Many artists and photographers donate images to three online communities: Flickr, Morguefile, and Pixabay. Non-commercial use of this clip art is free to members, and membership is free, although they ask that you credit the source. (They also like it if you create images that are good enough to give back to the community.) These graphics are donated in good faith and should be safe to view, download, or print from any device. Some may need to be resized. Here are the current Veterans Day collections.

https://www.flickr.com/groups/veteransday/pool/  

https://morguefile.com/photos/morguefile/1/veterans%20day/pop   

https://pixabay.com/en/photos/?q=veterans+day&hp=&image_type=all&order=popular&cat=&min_width=&min_height=   

For additional Veterans Day decoration possibilities, there’s always the tradition of red, white, and blue stars and stripes, printed on fabric or paper. Table centerpieces, draperies, party tablecloths, etc., for all the patriotic holidays are traditionally made of cheap cotton or synthetic fabric called bunting. You may find these in the school supply closet, in a store, or online at sites like Amazon or Walmart.com. Discount stores usually stock selections in bulk.

They’re not free, so all I’ll say is that one way to thank veterans can be buying the things disabled veterans and the relatives who stay home to take care of them make and sell on sites like Ebay, Etsy, and Zazzle. While several artisans offer Veterans Day card selections, know your sources. Use of patriotic images does not always correlate with veteran status.

Kayla Bowen9 months ago

This is true. Some real veterans and their caregivers create art that helps people forget wars and wartime military service. Some of the biggest Veterans Day image collections are posted by foreigners hoping to exploit the US market. (Did you know that most of the flags Americans wave are made in China now?) Some veterans do enjoy all the flag and patriotic images, military history, military bands’ music, whereas others are glad to be home and don’t even mention on their web sites that they are disabled veterans.

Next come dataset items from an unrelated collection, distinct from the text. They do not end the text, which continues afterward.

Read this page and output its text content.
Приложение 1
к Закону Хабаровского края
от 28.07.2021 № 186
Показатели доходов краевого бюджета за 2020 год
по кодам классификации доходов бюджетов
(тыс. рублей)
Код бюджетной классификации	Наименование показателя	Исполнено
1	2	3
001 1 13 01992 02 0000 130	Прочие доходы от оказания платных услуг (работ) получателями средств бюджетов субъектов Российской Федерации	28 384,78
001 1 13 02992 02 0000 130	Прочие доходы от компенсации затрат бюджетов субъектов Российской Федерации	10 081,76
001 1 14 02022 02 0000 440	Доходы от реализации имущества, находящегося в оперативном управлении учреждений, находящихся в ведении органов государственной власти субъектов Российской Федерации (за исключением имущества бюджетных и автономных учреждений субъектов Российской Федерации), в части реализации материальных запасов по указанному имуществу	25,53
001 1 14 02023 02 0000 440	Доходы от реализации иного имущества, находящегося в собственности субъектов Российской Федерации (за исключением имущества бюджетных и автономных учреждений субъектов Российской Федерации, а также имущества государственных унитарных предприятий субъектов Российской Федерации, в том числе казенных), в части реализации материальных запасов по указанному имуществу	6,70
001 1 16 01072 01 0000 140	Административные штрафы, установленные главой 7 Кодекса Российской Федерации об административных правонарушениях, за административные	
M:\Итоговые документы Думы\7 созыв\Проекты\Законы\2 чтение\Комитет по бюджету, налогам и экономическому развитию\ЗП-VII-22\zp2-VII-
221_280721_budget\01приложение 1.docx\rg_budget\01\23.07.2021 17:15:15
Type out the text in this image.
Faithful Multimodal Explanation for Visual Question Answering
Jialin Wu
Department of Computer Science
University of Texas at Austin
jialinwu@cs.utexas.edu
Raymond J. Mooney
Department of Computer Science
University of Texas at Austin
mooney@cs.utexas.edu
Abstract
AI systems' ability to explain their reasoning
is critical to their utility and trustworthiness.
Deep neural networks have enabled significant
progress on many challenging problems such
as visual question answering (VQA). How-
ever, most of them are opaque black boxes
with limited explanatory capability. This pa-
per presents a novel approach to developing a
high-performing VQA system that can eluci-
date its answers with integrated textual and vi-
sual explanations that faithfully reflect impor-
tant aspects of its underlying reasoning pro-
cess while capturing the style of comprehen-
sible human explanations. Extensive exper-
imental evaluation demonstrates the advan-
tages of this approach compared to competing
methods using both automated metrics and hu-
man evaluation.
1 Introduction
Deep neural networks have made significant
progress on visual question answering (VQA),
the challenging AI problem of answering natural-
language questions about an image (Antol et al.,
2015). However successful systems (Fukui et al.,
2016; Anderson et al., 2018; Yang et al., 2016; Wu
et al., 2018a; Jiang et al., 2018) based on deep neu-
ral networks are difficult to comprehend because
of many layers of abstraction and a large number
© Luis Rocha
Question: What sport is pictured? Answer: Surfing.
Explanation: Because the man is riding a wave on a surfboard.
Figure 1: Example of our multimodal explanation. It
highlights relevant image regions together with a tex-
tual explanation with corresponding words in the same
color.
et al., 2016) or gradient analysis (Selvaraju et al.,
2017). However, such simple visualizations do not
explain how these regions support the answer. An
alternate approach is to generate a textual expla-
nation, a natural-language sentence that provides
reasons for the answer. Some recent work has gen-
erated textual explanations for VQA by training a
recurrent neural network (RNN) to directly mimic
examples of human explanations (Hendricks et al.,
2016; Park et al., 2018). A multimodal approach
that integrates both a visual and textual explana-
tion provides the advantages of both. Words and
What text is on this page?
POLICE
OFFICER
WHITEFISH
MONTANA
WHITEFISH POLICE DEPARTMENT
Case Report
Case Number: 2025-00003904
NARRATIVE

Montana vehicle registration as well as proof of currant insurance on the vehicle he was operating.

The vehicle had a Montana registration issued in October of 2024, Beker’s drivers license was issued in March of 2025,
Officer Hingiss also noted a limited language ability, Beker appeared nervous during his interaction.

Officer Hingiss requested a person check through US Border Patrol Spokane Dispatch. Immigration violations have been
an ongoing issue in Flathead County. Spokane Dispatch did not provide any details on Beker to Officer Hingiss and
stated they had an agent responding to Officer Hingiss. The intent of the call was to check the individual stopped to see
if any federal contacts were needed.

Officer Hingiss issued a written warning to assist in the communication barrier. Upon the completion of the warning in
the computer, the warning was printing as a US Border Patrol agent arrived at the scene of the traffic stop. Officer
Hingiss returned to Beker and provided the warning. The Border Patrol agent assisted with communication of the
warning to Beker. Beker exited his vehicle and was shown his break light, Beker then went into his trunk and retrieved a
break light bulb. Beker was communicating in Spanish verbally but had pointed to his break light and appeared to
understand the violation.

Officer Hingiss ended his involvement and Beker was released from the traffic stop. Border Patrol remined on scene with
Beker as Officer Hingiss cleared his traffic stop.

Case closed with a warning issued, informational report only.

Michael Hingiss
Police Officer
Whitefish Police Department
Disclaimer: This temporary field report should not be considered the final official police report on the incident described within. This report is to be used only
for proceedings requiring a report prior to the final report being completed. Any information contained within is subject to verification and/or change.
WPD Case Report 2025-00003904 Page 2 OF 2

Some people actually feel that if they can still make and sell stuff, they’re not “really” disabled. I’ve known veterans who were blind, had lost arms or legs, and had other permanent physical conditions that limited their eligibility for most jobs, who had their own businesses and donated heavily to funds for what they called “really” disabled veterans—in nursing homes.

 

Emily Alexander9 months ago

When Veterans Day images or other printables for primary school kids to use are free, who cares if they are made in China. When you have money to spend, then it’s nice to buy Veterans Day cards that were designed by actual veterans. I think it’s more patriotic to buy greeting cards for all occasions, with a landscape picture or a joke, from a veteran or care giver than to buy the flags and bunting from someone who is just trying to make money on whatever they think will sell.